Este curry es el último
plato del mes de enero dentro del reto 12 meses, 12 ingredientes, y el
protagonista no podía ser otro que el boniato. Al cocinarse lentamente, el
boniato se va deshaciendo y se integra con el caldo y la leche de coco, creando
una salsa especialmente untuosa y deliciosa, perfecta para este tipo de currys.
Es una idea genial para esas comidas o cenas
reconfortantes en las que apetece algo rico, especiado y bien calentito.
Acompañado de un arroz basmati suelto y aromático, se convierte en un plato
completo, equilibrado y absolutamente delicioso, de los que sientan bien y
apetecen repetir.
Ingredientes.-
- 1 boniato pequeño
- 2 zanahorias
- 1 puerro
- ½ cebolla
- ½ pimiento verde
- ½ pimiento rojo
- 2 pechugas de pollo enteras
- Garbanzos cocidos (al gusto)
- 1 l de caldo (de pollo, verduras o similar, según vaya pidiendo)
- 1 lata de leche de coco
- 2 cucharadas de tomate concentrado
- Aceite de oliva virgen extra
- Sal
Especias.-
- 1 tea spoon de clavo molido
- 1 tea spoon de comino
- 1 tea spoon de pimiento de Espelette
- 1 tea spoon de curry tailandés
- 1 cucharadita de curry
- 1 cucharadita de cúrcuma
- Unos granos de pimienta de Sichuan
Preparación.-
En una cazuela de fondo grueso, cubrimos el fondo con
aceite de oliva virgen extra y calentamos a fuego medio.
Pelamos el boniato con un pelador y lo cortamos en
dados de aproximadamente 1 × 1 cm.

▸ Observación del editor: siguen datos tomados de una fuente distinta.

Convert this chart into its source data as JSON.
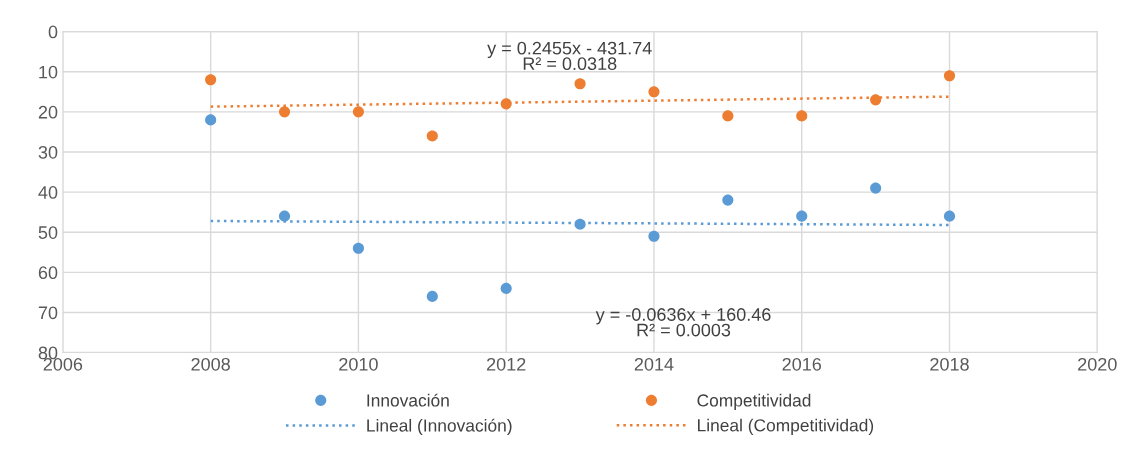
{
  "chart_data": {
    "type": "scatter",
    "series": [
      {
        "name": "Innovación",
        "color": "#5b9bd5",
        "x": [
          2008,
          2009,
          2010,
          2011,
          2012,
          2013,
          2014,
          2015,
          2016,
          2017,
          2018
        ],
        "values": [
          22,
          46,
          54,
          66,
          64,
          48,
          51,
          42,
          46,
          39,
          46
        ]
      },
      {
        "name": "Competitividad",
        "color": "#ed7d31",
        "x": [
          2008,
          2009,
          2010,
          2011,
          2012,
          2013,
          2014,
          2015,
          2016,
          2017,
          2018
        ],
        "values": [
          12,
          20,
          20,
          26,
          18,
          13,
          15,
          21,
          21,
          17,
          11
        ]
      },
      {
        "name": "Lineal (Innovación)",
        "type": "line",
        "line_style": "dotted",
        "marker": "none",
        "color": "#5b9bd5",
        "x": [
          2008,
          2018
        ],
        "values": [
          47.2,
          48.2
        ]
      },
      {
        "name": "Lineal (Competitividad)",
        "type": "line",
        "line_style": "dotted",
        "marker": "none",
        "color": "#ed7d31",
        "x": [
          2008,
          2018
        ],
        "values": [
          18.7,
          16.2
        ]
      }
    ],
    "marker": "circle",
    "xlim": [
      2006,
      2020
    ],
    "xticks": [
      2006,
      2008,
      2010,
      2012,
      2014,
      2016,
      2018,
      2020
    ],
    "ylim": [
      80,
      0
    ],
    "yticks": [
      0,
      10,
      20,
      30,
      40,
      50,
      60,
      70,
      80
    ],
    "grid": true,
    "legend": "bottom",
    "annotations": [
      "y = 0.2455x - 431.74\nR² = 0.0318",
      "y = -0.0636x + 160.46\nR² = 0.0003"
    ]
  }
}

Lo añadimos a la cazuela con una pizca de
sal y lo sofreímos durante unos 10 minutos, hasta que empiece a estar tierno.
Incorporamos las zanahorias cortadas en dados algo más
grandes y rehogamos unos minutos. A continuación, añadimos los pimientos
troceados y cocinamos hasta que todas las verduras estén blandas.
Sumamos el puerro y la cebolla picados, junto con las
dos cucharadas de tomate concentrado. Sofreímos bien hasta que el conjunto esté
bien integrado.
Mientras tanto, en una sartén aparte, cortamos las
pechugas de pollo en trozos y las doramos con un poco de aceite. Añadimos todas
las especias (incluida la pimienta de Sichuan ligeramente machacada), mezclamos
bien y dejamos que se tuesten unos segundos para potenciar su aroma.
Incorporamos el pollo especiado a la cazuela con las
verduras. Añadimos los garbanzos cocidos, el caldo caliente y la leche de coco.
Mezclamos, llevamos a ebullición suave y ajustamos de sal si es necesario.
Bajamos el fuego y dejamos cocinar unos minutos hasta
que el curry quede bien ligado.
Apagamos el fuego y dejamos reposar al menos 6 horas,
idealmente de un día para otro, para que los sabores se asienten y el plato
gane profundidad.
Si te sobran garbanzos del cocido y un poco de caldo
esta receta es ideal para aprovecharlos.